Plus tard, cette impression s’effaça, tant il est vrai que l’on ne doit jamais se fier à son premier sentiment.
L’Empereur croyait signer la paix à Moscou, mais cette paix ne dépendait plus maintenant du tsar Alexandre, ni de son chancelier Romanzoff… La Russie entière était debout ; les Cosaques s’armaient au fond de l’Ukraine… une fièvre patriotique s’était emparée de la nation…
Presque toute la population avait fui Moscou, et les Russes, résolus à tout sacrifier pour ôter à l’ennemi la possibilité d’une retraite qui lui permît de s’organiser et d’établir ses quartiers d’hiver, s’apprêtaient à se protéger par tous les moyens.
Jusqu’à la nuit, on parvint à maintenir l’ordre parmi les troupes ; plus tard, cela devint impossible.
On ne put empêcher des hommes qui mouraient de faim et de fatigue de se procurer des secours qu’ils avaient sous la main ; les officiers eux-mêmes donnaient l’exemple de la désobéissance.
Nous nous répandîmes dans Moscou pour y chercher des aliments, et cela donna lieu à des scènes sanglantes.
Avec Rebattel, Martinvast et une vingtaine d’hommes de notre compagnie, nous nous étions introduits dans une superbe maison qui semblait inhabitée. Les portes étaient grandes ouvertes et nous espérions trouver là quelques vivres. La faim nous tenaillait l’estomac, et nous étions prêts à tout.
– Puisqu’on nous oublie, dit le sergent Rebattel, servons-nous nous-mêmes.
Nous étions dans une vaste antichambre ornée de statues de marbre et de tableaux représentant les traits de personnage inconnus, tous en grand uniforme, la poitrine constellée de décorations.

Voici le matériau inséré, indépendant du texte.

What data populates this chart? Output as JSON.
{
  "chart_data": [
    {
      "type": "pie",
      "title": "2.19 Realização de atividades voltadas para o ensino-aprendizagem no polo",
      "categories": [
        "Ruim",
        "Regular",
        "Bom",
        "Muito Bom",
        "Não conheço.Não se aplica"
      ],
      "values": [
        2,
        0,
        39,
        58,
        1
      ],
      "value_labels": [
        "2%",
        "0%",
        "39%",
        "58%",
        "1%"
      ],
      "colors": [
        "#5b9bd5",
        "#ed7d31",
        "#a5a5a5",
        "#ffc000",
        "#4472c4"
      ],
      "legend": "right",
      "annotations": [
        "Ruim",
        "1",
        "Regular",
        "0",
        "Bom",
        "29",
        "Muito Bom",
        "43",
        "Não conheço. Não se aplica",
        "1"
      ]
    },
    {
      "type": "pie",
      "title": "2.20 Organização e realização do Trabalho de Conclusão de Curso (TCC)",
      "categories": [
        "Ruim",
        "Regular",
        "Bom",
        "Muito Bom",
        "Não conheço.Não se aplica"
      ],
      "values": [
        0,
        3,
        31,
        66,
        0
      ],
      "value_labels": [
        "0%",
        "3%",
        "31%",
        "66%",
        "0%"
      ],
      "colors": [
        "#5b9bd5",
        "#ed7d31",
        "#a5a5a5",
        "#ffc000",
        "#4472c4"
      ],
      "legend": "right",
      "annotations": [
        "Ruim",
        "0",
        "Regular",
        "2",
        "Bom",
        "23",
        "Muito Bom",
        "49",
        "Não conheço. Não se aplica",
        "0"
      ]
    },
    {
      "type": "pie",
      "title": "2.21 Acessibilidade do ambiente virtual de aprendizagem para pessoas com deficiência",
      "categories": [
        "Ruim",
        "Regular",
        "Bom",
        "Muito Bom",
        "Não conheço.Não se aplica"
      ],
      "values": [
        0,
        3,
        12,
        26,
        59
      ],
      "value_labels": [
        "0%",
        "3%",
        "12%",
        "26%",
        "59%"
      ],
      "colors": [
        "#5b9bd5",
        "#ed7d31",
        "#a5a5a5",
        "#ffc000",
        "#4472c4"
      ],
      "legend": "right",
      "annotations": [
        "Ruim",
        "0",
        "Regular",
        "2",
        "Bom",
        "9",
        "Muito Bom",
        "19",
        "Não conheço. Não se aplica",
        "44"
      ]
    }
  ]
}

– Qu’est-ce que c’est que tous ces Cosaques-là ? s’écria Rebattel… en crevant les tableaux à coups de sabre…
Excités par son exemple, nous saccagions tout. Un besoin, une folie de destruction s’étaient emparés de nous. Nous passions sur des tableaux et des objets d’art la rage qui nous tenait au cœur… nous étions heureux de tout briser, de tout démolir.
Quand l’antichambre eut été dévastée, nous montâmes un grand escalier de marbre en haut duquel on voyait trois portes garnies de vitraux.